Önsözler kitabın bir çeşit altın anahtarı hükmünde olan kuşatıcı yazılardır. Bu kıymetli kitabın yazarı Prof. Dr. Ümit Meriç, “Başlarken” adlı Önsöz yazısında İstanbul’la ve eseriyle ilgili olarak şu bilgileri veriyor bizlere: “Seyyahların İstanbul’u surlarıyla, saraylarıyla, kilise ve camileriyle, yalıları ve köprüleriyle bizim şimdi yaşamakta olduğumuz İstanbul’dur. Ne var ki, İstanbul’u ziyaret etmiş olan seyyahlar ölümsüz sayfaları ile asırların tozunu silmekte; ‘yerde her taşını öpüp başımıza koymak istediğimiz’ İstanbul, onlar sayesinde, gözlerimizin önünde katmerli bir gül gibi yaprak yaprak açmaktadır. Yabancı seyyahlar bazen hayran kalarak, bazen haset ederek, bazen bilgileriyle bizi aydınlatarak, bazen cehalet ve dikkatsizlikleriyle bizi şaşırtarak; binlerce, yüzlerce yıl öncesinin İstanbul’unu ve İstanbullularını bugüne taşımaktadırlar. Hakkında en fazla kitap yazılan dünya şehirlerinden biri olan İstanbul’un hafızasına, kaleme aldıkları eserlerle katkıda bulunan bütün o geçmiş zaman insanlarına, gönül aynalarına yansıyan İstanbul ve İstanbullularla bizi tanıştırdıkları ve ‘Şehirlerin Sultanı’nı bize daha çok sevdirdikleri için minnet duyuyoruz.”
Nerden baksan büyük bir emeğin ürünü olduğu her halinden belli olan, usta yazar Ümit Meriç’in kaleme aldığı “Şehirlerin Sultanı Seyyahların Aynasında İstanbul” adlı bu değerli kitap iki ana bölümden oluşuyor: I. Bölüm: Konstantinopolis’ten Konstantiniyye’ye (680-1453); Doğu Roma Döneminde Seyyahlar/Seyahatnamelerde Konstantinopolis… II. Bölüm: İslambol’dan İstanbul’a(1453-2009); 15. ve 16. Yüzyılda İstanbul, 17. Yüzyılda İstanbul, 18. Yüzyılda İstanbul, 19. Yüzyılda İstanbul, 20. Yüzyıldan Günümüze İstanbul, Hükümdarlar Kronolojisi, Yazılı Eserler Bırakan İstanbul Seyyahları, Resim Açıklamaları…

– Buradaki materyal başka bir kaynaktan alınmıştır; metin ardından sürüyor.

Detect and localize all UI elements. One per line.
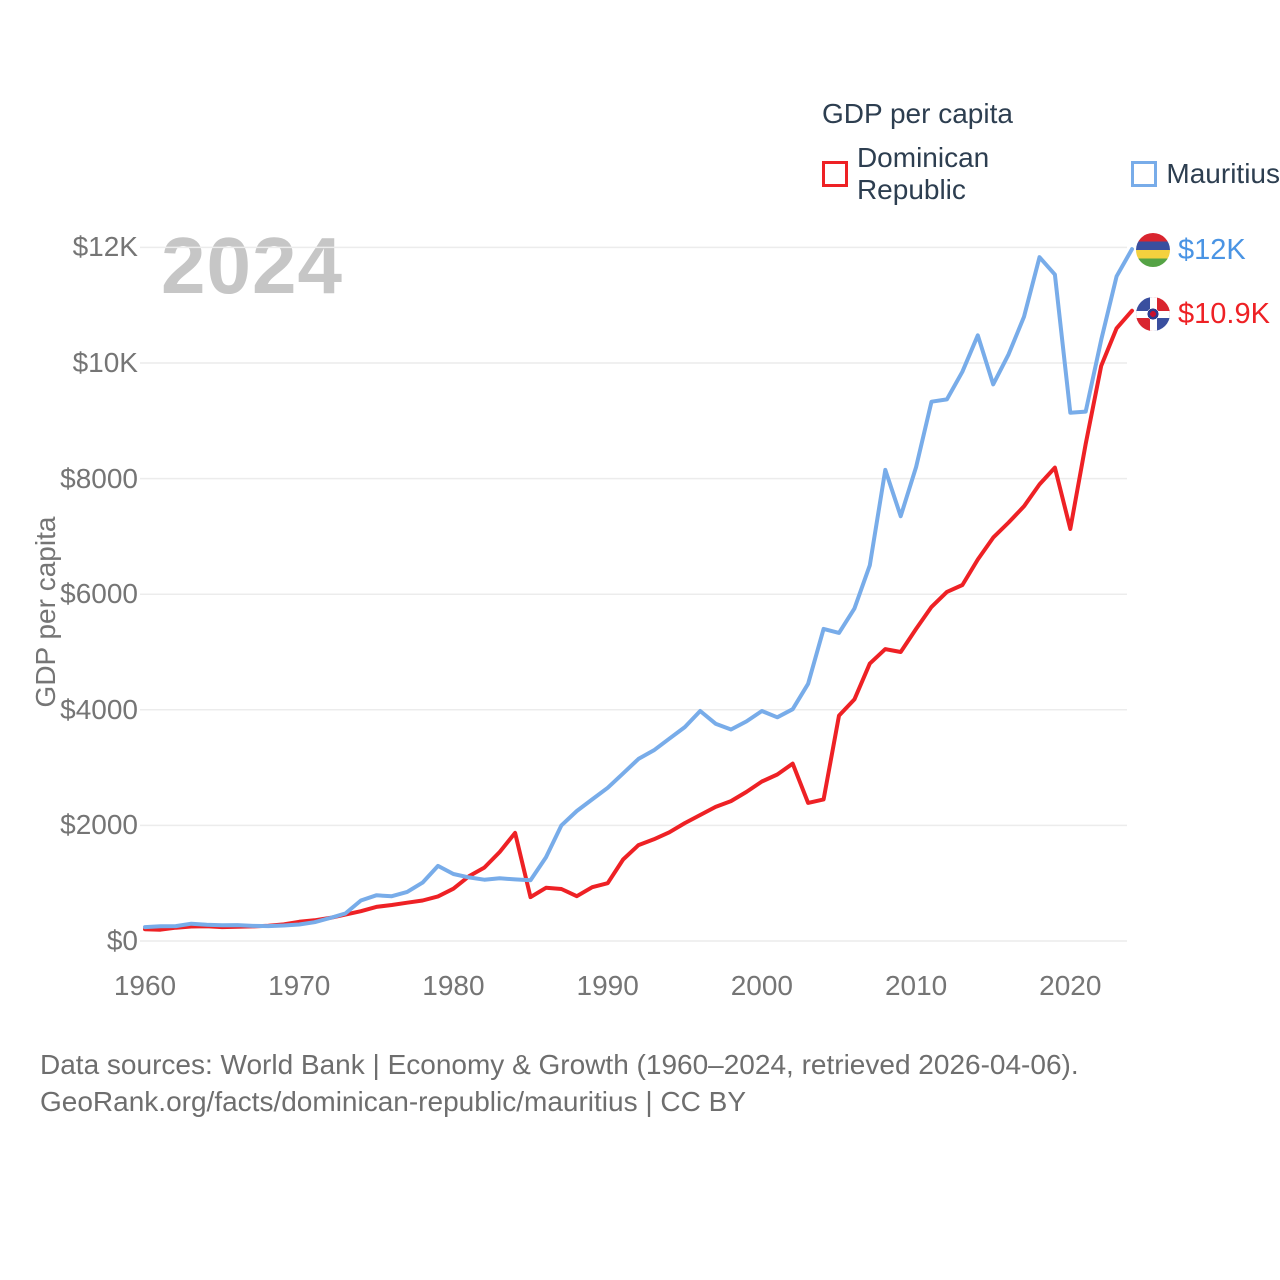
x-tick-label: 1960	[113, 970, 177, 1001]
flag-emblem	[1147, 308, 1159, 320]
footer-attribution: GeoRank.org/facts/dominican-republic/mau…	[40, 1086, 747, 1117]
dominican-republic-flag-icon	[1136, 297, 1170, 331]
x-tick-label: 2000	[730, 970, 794, 1001]
dominican-republic-end-value: $10.9K	[1178, 298, 1270, 330]
x-tick-label: 2020	[1039, 970, 1102, 1001]
y-tick-label: $8000	[60, 462, 138, 494]
x-tick-label: 1970	[268, 970, 331, 1001]
series-line-mauritius	[143, 247, 1134, 930]
mauritius-end-label: $12K	[1136, 233, 1246, 267]
legend-label-dominican-republic: Dominican Republic	[856, 142, 990, 205]
y-tick-label: $10K	[72, 347, 138, 378]
legend: GDP per capita Dominican Republic Maurit…	[822, 98, 1280, 206]
y-tick-label: $12K	[72, 231, 138, 263]
footer-sources: Data sources: World Bank | Economy & Gro…	[40, 1049, 1079, 1080]
legend-label-mauritius: Mauritius	[1166, 158, 1280, 189]
x-tick-label: 2010	[884, 970, 948, 1001]
footer: Data sources: World Bank | Economy & Gro…	[40, 1046, 1079, 1120]
y-tick-label: $6000	[60, 578, 138, 610]
watermark-year: 2024	[161, 221, 343, 310]
dominican-republic-end-label: $10.9K	[1136, 297, 1270, 331]
y-tick-label: $2000	[60, 809, 138, 841]
x-tick-label: 1980	[422, 970, 485, 1001]
series-line-dominican-republic	[143, 308, 1134, 932]
legend-swatch-dominican-republic-icon	[822, 161, 848, 187]
mauritius-end-value: $12K	[1178, 234, 1246, 266]
legend-items: Dominican Republic Mauritius	[822, 142, 1280, 206]
legend-item-dominican-republic[interactable]: Dominican Republic	[822, 142, 1105, 206]
y-tick-label: $0	[106, 925, 138, 956]
y-axis-title: GDP per capita	[30, 516, 61, 708]
x-tick-label: 1990	[576, 970, 639, 1001]
legend-swatch-mauritius-icon	[1131, 161, 1158, 187]
y-tick-label: $4000	[60, 693, 138, 725]
mauritius-flag-icon	[1136, 233, 1170, 267]
legend-title: GDP per capita	[822, 98, 1013, 129]
legend-item-mauritius[interactable]: Mauritius	[1131, 158, 1280, 190]
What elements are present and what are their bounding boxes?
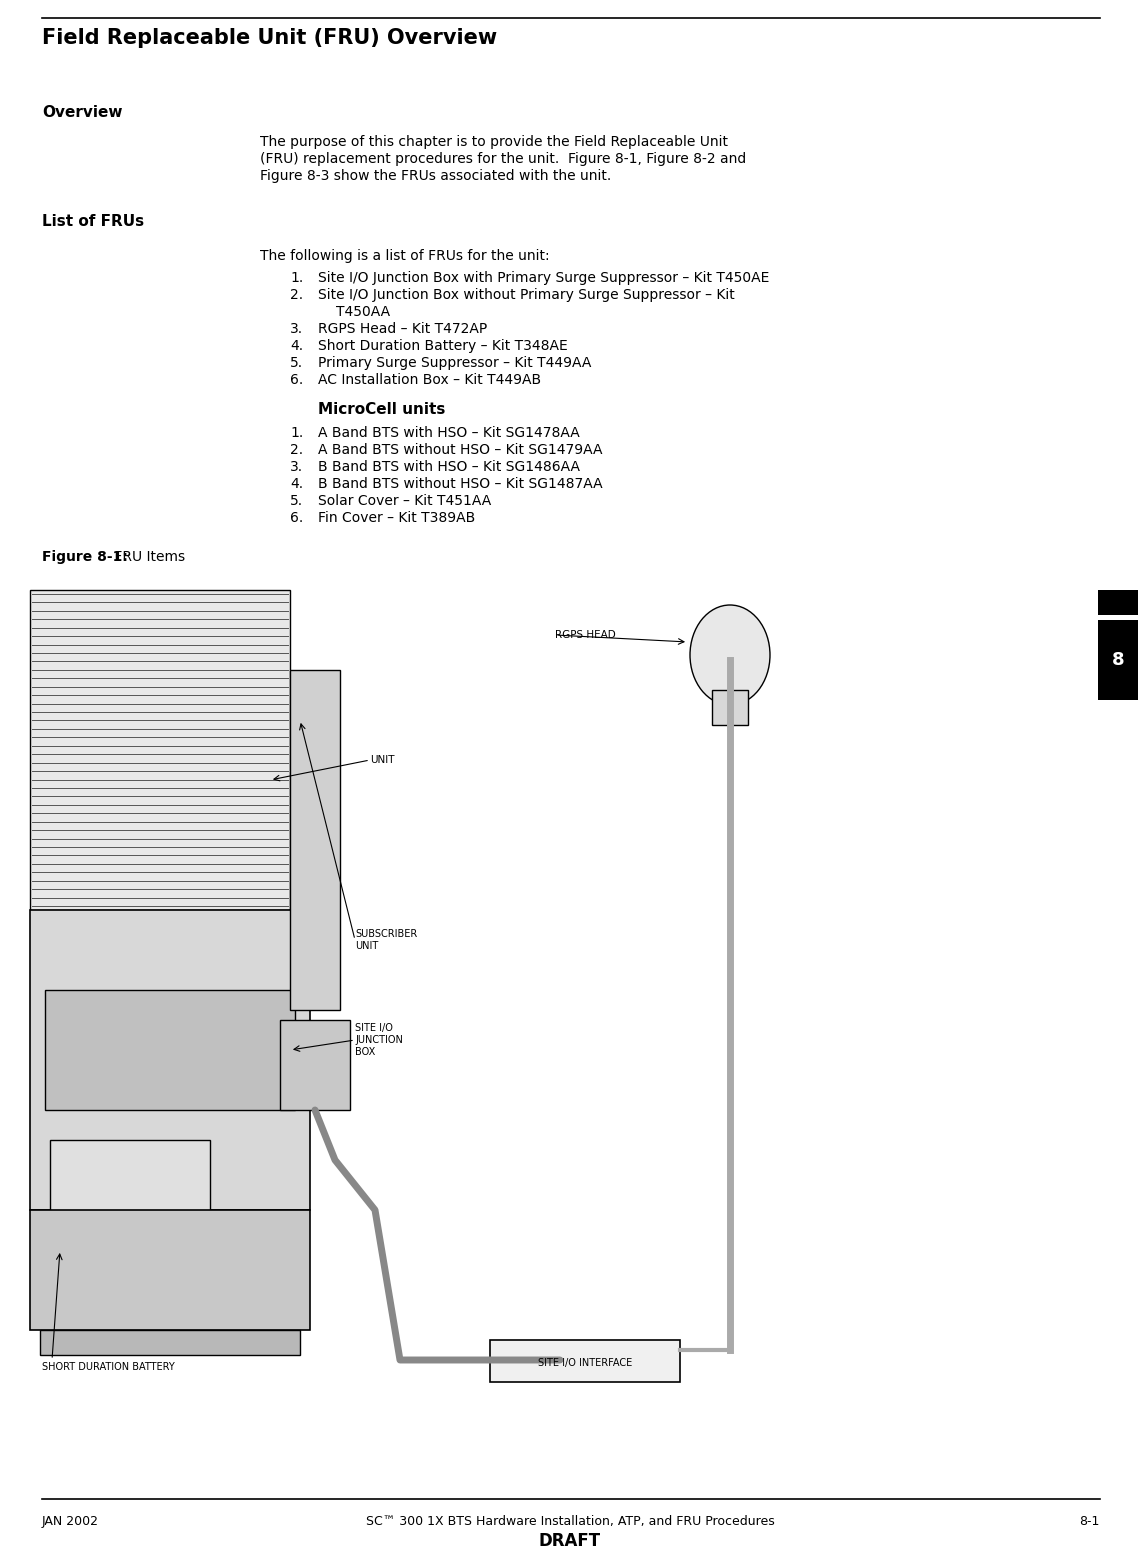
Text: 8-1: 8-1 [1080,1515,1100,1528]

Bu anıt kitap öyle kolay hazırlanmadı. Eserin hazırlık süreci üç yıl sürdü. Ümit Meriç bu kitabı oluştururken İstanbul’a dair yazıların yer aldığı binin üzerindeki kitabı taradı, inceledi, bazılarını satır satır okudu. Neticede birçok malzeme birikti; biriken bu malzemeleri tasnif etmede, kullanmada çok titiz davrandı; tabir caizse ince eleyip sık dokudu. Neticede İstanbul’u farklı perspektiflerden yansıtan kıymetli bir kültür hazinesi çıktı ortaya…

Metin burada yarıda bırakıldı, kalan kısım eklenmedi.